The rest of the game also offers attractive, carefully designed graphics. The underwater environment is rendered in brilliant pastels in a sea of blue hues, fish and other creatures you meet during your explorations are well designed and presented and the animation is smooth and fun to watch.
The game's universe is quite large, so your kids will be able to enjoy playing for many hours. Five separate zones, which increase in difficulty, are each divided into three sectors. Combine that with the customization options, and Operation Neptune offers plenty of gameplay.
If all this talk about arcade action and gameplay makes you uneasy, don't fret--Operation Neptune provides plenty of mathematical challenges. You can customize it along four levels: Whole Numbers Only; Fractions and Whole Numbers: Decimals and Whole Numbers; or Decimals, Fractions, and Whole Numbers.
The math problems range from simple addition and subtraction to more advanced problems involving compass headings, volumes, area, percentages, and sequence patterns. To help you,a calculator is available. Not all of the problems allow you to use it, however. And there's an option for turning off the calculator--great for parents who want their children to have more practice in solving problems with pencil and paper.
The game doesn't use timed questions, thus eliminating unnecessary and artificial pressures.

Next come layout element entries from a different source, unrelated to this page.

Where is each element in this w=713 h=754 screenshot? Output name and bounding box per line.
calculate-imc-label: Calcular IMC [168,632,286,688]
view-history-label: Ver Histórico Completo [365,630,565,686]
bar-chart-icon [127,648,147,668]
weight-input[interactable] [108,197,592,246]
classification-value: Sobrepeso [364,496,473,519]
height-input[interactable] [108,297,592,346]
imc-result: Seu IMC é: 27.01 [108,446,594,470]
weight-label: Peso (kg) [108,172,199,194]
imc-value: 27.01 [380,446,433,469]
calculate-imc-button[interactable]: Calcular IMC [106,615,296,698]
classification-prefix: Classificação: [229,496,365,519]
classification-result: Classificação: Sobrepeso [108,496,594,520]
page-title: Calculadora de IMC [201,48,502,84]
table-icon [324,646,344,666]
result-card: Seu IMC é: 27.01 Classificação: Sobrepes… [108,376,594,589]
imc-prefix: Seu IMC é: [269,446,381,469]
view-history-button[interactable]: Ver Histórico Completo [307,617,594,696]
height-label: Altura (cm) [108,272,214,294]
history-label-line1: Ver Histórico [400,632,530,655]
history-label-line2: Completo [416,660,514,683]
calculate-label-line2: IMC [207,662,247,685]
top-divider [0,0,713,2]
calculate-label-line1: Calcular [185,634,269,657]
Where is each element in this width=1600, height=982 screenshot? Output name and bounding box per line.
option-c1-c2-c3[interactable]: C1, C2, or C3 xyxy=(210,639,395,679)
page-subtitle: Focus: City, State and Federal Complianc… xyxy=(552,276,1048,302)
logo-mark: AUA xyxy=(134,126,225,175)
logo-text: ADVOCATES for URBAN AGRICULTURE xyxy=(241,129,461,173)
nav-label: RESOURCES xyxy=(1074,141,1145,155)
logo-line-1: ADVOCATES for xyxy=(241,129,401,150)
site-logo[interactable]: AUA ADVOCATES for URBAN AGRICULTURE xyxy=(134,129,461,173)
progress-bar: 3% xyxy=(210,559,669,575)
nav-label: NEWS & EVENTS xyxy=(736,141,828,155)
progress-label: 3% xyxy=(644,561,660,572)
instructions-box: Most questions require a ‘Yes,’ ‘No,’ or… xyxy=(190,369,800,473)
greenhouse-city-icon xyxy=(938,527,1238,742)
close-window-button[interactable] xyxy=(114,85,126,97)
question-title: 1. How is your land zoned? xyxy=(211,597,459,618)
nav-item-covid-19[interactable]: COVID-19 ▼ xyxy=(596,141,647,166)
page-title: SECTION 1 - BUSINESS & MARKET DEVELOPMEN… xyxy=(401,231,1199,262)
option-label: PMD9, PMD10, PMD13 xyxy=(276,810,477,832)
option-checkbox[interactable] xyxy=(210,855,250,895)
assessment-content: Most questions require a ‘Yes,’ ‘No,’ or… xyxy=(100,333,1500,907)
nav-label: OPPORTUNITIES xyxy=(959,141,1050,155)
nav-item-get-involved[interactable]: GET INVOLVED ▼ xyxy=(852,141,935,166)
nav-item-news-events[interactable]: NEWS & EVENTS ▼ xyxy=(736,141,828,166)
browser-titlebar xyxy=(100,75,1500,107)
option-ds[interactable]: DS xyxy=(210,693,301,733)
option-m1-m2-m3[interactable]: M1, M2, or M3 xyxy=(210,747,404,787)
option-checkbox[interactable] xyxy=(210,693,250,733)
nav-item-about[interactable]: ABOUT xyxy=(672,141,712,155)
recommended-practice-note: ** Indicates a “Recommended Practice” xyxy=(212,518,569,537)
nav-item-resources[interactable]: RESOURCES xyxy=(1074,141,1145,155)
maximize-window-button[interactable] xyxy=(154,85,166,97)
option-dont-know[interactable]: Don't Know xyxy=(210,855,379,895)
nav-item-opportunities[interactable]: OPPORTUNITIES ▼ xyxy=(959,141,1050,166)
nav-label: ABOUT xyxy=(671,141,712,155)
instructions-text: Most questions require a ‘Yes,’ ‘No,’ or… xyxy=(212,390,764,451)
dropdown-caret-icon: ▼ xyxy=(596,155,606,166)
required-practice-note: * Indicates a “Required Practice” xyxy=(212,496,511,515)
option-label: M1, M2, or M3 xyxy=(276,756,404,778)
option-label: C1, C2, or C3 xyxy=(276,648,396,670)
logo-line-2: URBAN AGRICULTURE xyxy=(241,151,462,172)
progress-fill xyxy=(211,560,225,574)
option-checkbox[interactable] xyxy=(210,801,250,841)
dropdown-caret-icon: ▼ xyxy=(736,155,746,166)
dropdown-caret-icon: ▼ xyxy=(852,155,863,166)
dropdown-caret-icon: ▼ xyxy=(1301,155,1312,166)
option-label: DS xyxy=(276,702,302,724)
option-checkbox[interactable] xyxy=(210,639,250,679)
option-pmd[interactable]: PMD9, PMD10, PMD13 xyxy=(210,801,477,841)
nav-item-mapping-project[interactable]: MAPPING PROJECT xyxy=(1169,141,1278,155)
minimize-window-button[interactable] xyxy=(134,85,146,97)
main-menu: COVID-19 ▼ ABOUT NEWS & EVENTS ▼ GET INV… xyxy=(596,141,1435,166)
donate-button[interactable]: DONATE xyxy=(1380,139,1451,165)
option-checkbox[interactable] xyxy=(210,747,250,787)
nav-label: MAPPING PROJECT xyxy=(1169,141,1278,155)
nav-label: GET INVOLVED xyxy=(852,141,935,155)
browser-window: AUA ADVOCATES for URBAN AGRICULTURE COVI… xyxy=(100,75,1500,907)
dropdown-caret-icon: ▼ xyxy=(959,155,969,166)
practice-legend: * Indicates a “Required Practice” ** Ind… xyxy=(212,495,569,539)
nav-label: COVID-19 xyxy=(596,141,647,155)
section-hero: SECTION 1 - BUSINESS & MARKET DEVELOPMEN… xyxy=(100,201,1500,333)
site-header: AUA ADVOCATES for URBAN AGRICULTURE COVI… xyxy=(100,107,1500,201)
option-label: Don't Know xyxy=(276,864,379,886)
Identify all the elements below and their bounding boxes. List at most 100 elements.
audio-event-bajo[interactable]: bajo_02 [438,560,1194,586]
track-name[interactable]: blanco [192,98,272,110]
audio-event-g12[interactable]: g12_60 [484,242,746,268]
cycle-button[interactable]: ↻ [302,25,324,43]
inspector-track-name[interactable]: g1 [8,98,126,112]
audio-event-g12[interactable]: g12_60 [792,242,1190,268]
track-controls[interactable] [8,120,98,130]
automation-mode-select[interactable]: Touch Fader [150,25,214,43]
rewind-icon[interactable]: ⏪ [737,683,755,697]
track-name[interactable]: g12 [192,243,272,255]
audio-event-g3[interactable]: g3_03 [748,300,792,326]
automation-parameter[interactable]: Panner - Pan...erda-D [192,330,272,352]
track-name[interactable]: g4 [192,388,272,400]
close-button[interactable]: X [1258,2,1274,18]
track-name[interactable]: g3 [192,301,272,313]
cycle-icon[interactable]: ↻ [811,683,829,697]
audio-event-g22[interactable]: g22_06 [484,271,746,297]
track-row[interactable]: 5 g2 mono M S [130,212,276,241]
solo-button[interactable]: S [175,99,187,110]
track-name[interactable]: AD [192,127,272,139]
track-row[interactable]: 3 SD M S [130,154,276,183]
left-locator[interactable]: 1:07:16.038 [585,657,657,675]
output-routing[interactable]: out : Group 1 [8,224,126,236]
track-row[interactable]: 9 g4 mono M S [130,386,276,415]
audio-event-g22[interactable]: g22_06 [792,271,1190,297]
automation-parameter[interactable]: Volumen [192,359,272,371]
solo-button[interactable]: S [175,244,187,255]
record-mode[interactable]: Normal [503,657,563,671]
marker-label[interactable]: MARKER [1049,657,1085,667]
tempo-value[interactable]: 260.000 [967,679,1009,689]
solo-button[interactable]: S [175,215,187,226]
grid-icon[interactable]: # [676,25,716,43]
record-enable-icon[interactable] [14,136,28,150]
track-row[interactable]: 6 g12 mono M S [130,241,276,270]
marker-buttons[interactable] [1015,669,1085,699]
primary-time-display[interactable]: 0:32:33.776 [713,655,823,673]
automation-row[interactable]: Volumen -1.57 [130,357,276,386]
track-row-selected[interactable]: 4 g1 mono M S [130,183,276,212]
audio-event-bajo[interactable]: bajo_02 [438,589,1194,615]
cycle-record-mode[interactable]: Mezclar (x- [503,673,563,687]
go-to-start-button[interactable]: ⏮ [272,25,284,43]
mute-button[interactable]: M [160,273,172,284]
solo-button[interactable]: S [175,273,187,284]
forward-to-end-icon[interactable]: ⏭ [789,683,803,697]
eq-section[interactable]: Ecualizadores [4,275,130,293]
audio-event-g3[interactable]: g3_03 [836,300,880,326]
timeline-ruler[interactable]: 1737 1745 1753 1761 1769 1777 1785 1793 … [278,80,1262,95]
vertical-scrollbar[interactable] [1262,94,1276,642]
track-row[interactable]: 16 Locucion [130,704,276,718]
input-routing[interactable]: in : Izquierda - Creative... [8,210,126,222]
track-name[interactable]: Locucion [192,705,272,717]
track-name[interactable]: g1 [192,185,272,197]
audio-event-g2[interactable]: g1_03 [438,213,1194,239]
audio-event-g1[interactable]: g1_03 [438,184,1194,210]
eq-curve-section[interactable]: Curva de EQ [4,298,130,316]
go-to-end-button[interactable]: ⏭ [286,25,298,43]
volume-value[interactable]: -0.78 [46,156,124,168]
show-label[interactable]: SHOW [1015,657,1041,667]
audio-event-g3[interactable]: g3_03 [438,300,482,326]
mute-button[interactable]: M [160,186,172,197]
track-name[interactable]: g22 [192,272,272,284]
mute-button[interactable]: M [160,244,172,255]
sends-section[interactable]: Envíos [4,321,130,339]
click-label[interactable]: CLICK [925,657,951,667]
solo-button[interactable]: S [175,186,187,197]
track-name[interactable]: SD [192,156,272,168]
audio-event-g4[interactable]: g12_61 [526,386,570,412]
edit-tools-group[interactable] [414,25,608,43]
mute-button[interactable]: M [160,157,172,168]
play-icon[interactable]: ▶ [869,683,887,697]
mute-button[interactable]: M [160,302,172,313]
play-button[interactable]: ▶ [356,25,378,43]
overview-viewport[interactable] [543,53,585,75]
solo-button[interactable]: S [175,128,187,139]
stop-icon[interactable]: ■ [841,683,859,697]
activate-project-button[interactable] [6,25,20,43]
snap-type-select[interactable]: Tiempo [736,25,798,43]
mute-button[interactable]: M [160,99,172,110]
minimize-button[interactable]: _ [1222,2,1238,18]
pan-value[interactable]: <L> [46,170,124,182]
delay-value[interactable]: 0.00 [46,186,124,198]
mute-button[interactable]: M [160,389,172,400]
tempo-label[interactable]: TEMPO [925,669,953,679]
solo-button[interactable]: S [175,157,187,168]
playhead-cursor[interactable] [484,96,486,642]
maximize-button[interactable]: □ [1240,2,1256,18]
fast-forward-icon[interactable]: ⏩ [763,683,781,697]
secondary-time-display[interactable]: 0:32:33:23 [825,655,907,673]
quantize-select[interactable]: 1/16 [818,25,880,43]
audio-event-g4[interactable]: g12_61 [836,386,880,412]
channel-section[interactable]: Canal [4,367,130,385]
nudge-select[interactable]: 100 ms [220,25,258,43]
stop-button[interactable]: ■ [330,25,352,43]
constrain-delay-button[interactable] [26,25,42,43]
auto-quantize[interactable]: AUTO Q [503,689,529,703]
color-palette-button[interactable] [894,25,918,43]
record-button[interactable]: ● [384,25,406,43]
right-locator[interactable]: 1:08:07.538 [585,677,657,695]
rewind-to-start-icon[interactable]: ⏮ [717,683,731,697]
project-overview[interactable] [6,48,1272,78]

Insteade, you start each sector with three full oxygen tanks, each containing four units of oxygen. Crashing into a sea wall or the floor, incorrectly answering a problem, or getting attacked by a sea creature costs you one unit of oxygen. Keep your eyes peeled from Zoom, the friendly dolphin that's trained to bring you more oxygen tanks.
Although you're penalized for incorrect answers, Operation Neptune teaches you how to solve problems. After the first incorrect answer, it offers a hint as it prompts you to try again. If you miss again, another unit of oxygen is used up, and the program explains how to solve the problem.
The short-term goals of making it though three sectors and then through a zone are enhanced by the underlying premise of the game--solving the riddle of the data canisters. If you're able to break the code that grants access to its contents, each canister provides a short entry to the space crew's logbook. Placing these entries together lets you slowly unravel the mystery behind the secret space voyage.
Only a few small technical improvements could make Operation Neptune better. An options to start a new game without completely exiting the program would be useful for families with children at different skill levels. Also, given the game's arcade quality, joystick support is conspicuously absent. My only other complaint is the startup sequence, which calls for you to type the letters on to launch the game. I prefer something more memorable, like neptune. These are small quibbles, however, in an otherwise excellent piece of work.
Once considered not much more than electronic flashcards, learning programs today are hardly recognizable as educational. Now they rival videogames for arcade excitement and simulations for special effects. And the best educational software retains the ability to teach, to excite, and to maintain an interest in learning. Operation Neptune sets sail in grand fashion.